Vintage and secondhand dresses, especially ones passed down from family members, are popular right now, partly because a used dress can cost either nothing or a fraction of the price of a new one. Sally Conant, the executive director of the Association of Wedding Gown Specialists, a trade group of experts who preserve wedding gowns, said that when economic times are tough, as they are now for many people, she sees an upswing in brides looking to restore dresses they inherited from family members. “When Covid hit, I saw a huge bump up in vintage dresses, as people shore up family traditions to try to feel secure,” she said. “I am seeing it again this year.”
Brittany Liane Dalena, 23, a marketing associate from Madera, Calif., recently caused a buzz on TikTok when she posted a video from her wedding rehearsal in April 2022, for which she altered a vintage dress that had been worn by both her mother and grandmother.

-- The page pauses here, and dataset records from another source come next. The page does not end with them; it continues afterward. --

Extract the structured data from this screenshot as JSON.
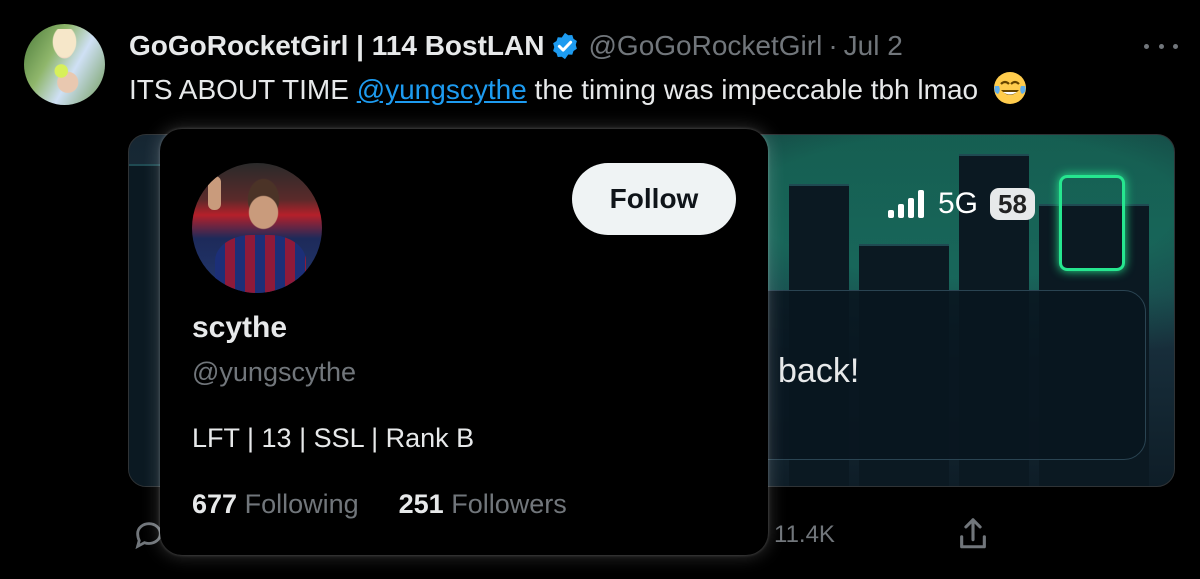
{
  "tweet": {
    "author_name": "GoGoRocketGirl | 114 BostLAN",
    "author_handle": "@GoGoRocketGirl",
    "separator": "·",
    "date": "Jul 2",
    "text_before": "ITS ABOUT TIME ",
    "mention": "@yungscythe",
    "text_after": " the timing was impeccable tbh lmao",
    "emoji": "face-with-tears-of-joy",
    "views": "11.4K"
  },
  "media": {
    "status_network": "5G",
    "status_battery": "58",
    "card_text": "back!"
  },
  "hovercard": {
    "follow_label": "Follow",
    "name": "scythe",
    "handle": "@yungscythe",
    "bio": "LFT | 13 | SSL | Rank B",
    "following_count": "677",
    "following_label": "Following",
    "followers_count": "251",
    "followers_label": "Followers"
  },
  "colors": {
    "background": "#000000",
    "text": "#e7e9ea",
    "muted": "#71767b",
    "link": "#1d9bf0",
    "verified": "#1d9bf0",
    "follow_button_bg": "#eff3f4"
  },
  "icons": [
    "verified-badge-icon",
    "more-icon",
    "reply-icon",
    "share-icon",
    "signal-icon"
  ]
}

In the video, she reveals her rehearsal dress to her grandmother, who had worn it as her own wedding dress, except now it had been cut into two pieces at the waist. When the seamstress started pulling apart the vintage dress so that it could properly fit Ms. Dalena, the bride had an idea. “I said, ‘Why don’t you leave it in two pieces, since that’s a new style?’” she recalled.

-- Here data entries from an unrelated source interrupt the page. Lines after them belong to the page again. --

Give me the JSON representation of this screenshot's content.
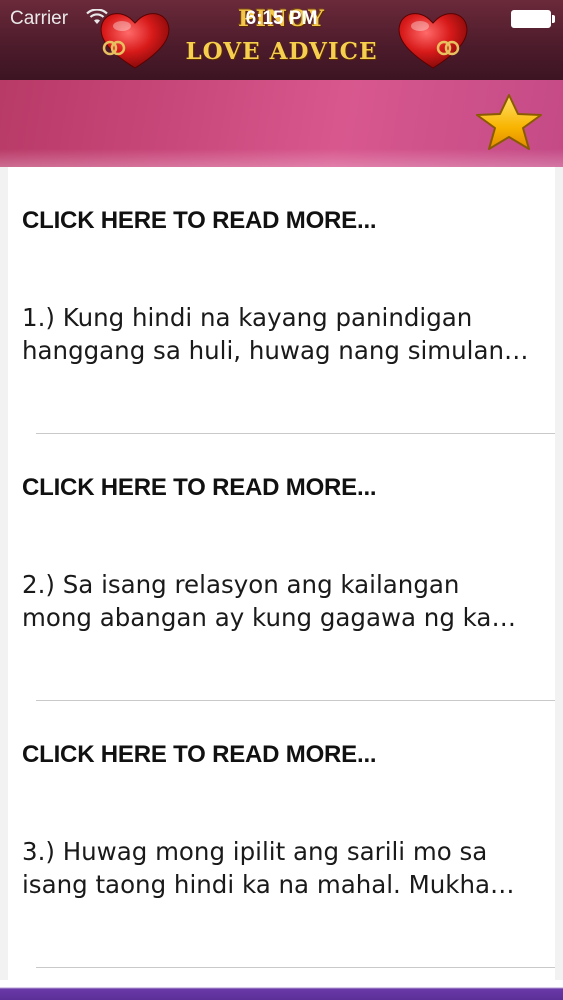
{
  "status_bar": {
    "carrier": "Carrier",
    "time": "6:15 PM"
  },
  "app": {
    "title_line1": "PINOY",
    "title_line2": "LOVE ADVICE"
  },
  "toolbar": {
    "favorite_icon": "star-icon"
  },
  "list": {
    "items": [
      {
        "link_label": "CLICK HERE TO READ MORE...",
        "excerpt": "1.) Kung hindi na kayang panindigan\nhanggang sa huli, huwag nang simulan…"
      },
      {
        "link_label": "CLICK HERE TO READ MORE...",
        "excerpt": "2.) Sa isang relasyon ang kailangan\nmong abangan ay kung gagawa ng ka…"
      },
      {
        "link_label": "CLICK HERE TO READ MORE...",
        "excerpt": "3.) Huwag mong ipilit ang sarili mo sa\nisang taong hindi ka na mahal. Mukha…"
      }
    ]
  },
  "colors": {
    "header_bg": "#4e1c2c",
    "toolbar_accent": "#c8477a",
    "title_gold": "#f4c64b",
    "star_yellow": "#f5b800",
    "bottom_bar": "#5b2e97"
  }
}
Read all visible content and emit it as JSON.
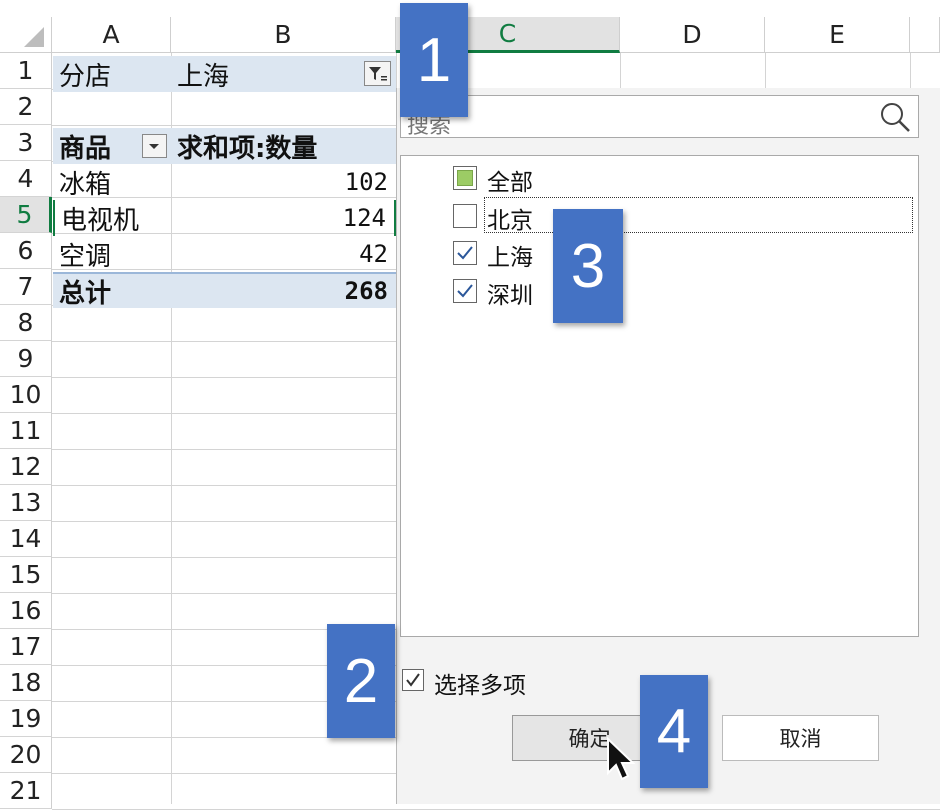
{
  "columns": [
    "A",
    "B",
    "C",
    "D",
    "E"
  ],
  "rows": [
    "1",
    "2",
    "3",
    "4",
    "5",
    "6",
    "7",
    "8",
    "9",
    "10",
    "11",
    "12",
    "13",
    "14",
    "15",
    "16",
    "17",
    "18",
    "19",
    "20",
    "21"
  ],
  "pivot": {
    "filter_label": "分店",
    "filter_value": "上海",
    "header_product": "商品",
    "header_sum": "求和项:数量",
    "items": [
      {
        "name": "冰箱",
        "value": "102"
      },
      {
        "name": "电视机",
        "value": "124"
      },
      {
        "name": "空调",
        "value": "42"
      }
    ],
    "total_label": "总计",
    "total_value": "268"
  },
  "filter_panel": {
    "search_placeholder": "搜索",
    "options": [
      {
        "label": "全部",
        "state": "partial"
      },
      {
        "label": "北京",
        "state": "unchecked"
      },
      {
        "label": "上海",
        "state": "checked"
      },
      {
        "label": "深圳",
        "state": "checked"
      }
    ],
    "multi_select_label": "选择多项",
    "multi_select_checked": true,
    "ok_label": "确定",
    "cancel_label": "取消"
  },
  "badges": {
    "b1": "1",
    "b2": "2",
    "b3": "3",
    "b4": "4"
  },
  "colors": {
    "accent_blue": "#4472c4",
    "pivot_band": "#dce6f1",
    "selected_col": "#107c41"
  },
  "icons": {
    "filter_button": "filter-icon",
    "dropdown": "chevron-down-icon",
    "search": "search-icon",
    "cursor": "mouse-pointer-icon"
  }
}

“A lot of people hated it and said that I had turned it into a Shein two-piece dress,” she said, referring to the fast-fashion retailer. “But I thought it would mean more to me and my family to wear a dress that was passed down.”
Other budget-minded modern brides are picking wedding dresses that they can wear again, or that can be used for multiple looks.
“The opportunity to re-wear a big white dress may be slim to none,” said Alexandra Macon, the founder and chief executive of Over the Moon, an e-commerce business focused on weddings. Instead, she said, brides are seeking out “pieces that can easily be found at a more accessible price point, look like a million bucks and can often be re-worn.”
And there is a strong demand for convertible dresses, which proved popular at this year’s New York Bridal Fashion Week. Convertible dresses can be adapted to various style silhouettes through detachable sleeves or straps, for example, or with an overskirt, jacket or bolero. It might involve removing a train, which avoids the nightmare of bustling.
“We have tons of brides always emailing us and calling us, asking, ‘Do you have dresses that can be two-in-one?’” said Susan Wilson, the manager of Blue Bridal Boutique in Denver. She often gets requests for variations like a detachable overskirt over a pantsuit.
“I think brides want to get the most bang for their buck, and styles aren’t as traditional as they used to be,” she said. “I really think times are changing.”